# Bibliothèque utilisateur et dossiers 1Password



## Palm49 (26 Décembre 2012)

Bonjour,
Quand je suis le chemin...
Utilisateur/la petite maison/nous avons des dossiers Applications-Deskop-Documents-Images-Bibliothèque-Musique-Public-Site-Téléchargements et vidéo.
Jusque-là OK aucun souci

Mais quand je vais dans Bibliothèque, j'ai un dossier "Containers" et enduites 3 sous-dossiers
- com agilebits.onepassword-osx
- com agilebits.onepassword-osx-helper
- com agilebits.onepassword-osx-thumbs
avec à chaque fois un dossier Data qui reprend ce que j'ai expliqué au début de la petite maison.

C'est certainement à cause de mon logiciel "1Password", mais avant les sauvegardes se faisaient d'office dans "application support".

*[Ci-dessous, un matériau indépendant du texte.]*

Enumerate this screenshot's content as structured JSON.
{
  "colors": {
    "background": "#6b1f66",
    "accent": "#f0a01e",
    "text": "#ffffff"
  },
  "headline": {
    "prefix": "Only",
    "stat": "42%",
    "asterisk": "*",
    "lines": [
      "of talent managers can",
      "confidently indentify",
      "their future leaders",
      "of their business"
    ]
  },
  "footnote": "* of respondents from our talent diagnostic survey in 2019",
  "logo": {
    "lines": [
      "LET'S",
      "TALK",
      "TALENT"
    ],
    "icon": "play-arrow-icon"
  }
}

Que dois-je faire ? avez-vous une solution ?
Vous comprendrez que d'avoir tout en triple !!!!

MERCI


----------



## Pascal 77 (26 Décembre 2012)

Palm49 a dit:


> Que dois-je faire ?



Rien, surtout !



Palm49 a dit:


> Vous comprendrez que d'avoir tout en triple !!!!
> 
> MERCI



C'est surtout toi qui ne comprend pas que tu n'as rien en triple, à part ces dossiers eux même, leur contenu est différent, et si tu y touches, tu vas ensuite revenir ici pour qu'on t'aide à retrouver tout ce que tu as perdu.

Autre chose : c'est quoi le rapport avec un logiciel de bureautique, ça ? On déménage.


----------



## Palm49 (26 Décembre 2012)

Ok, je ne touche à rien et merci.

Revenir je ne crois pas, car j'ai en permanence une sauvegarde sur un DD externe et aussi sur Time Capsule.
C'est plus rassurant.


----------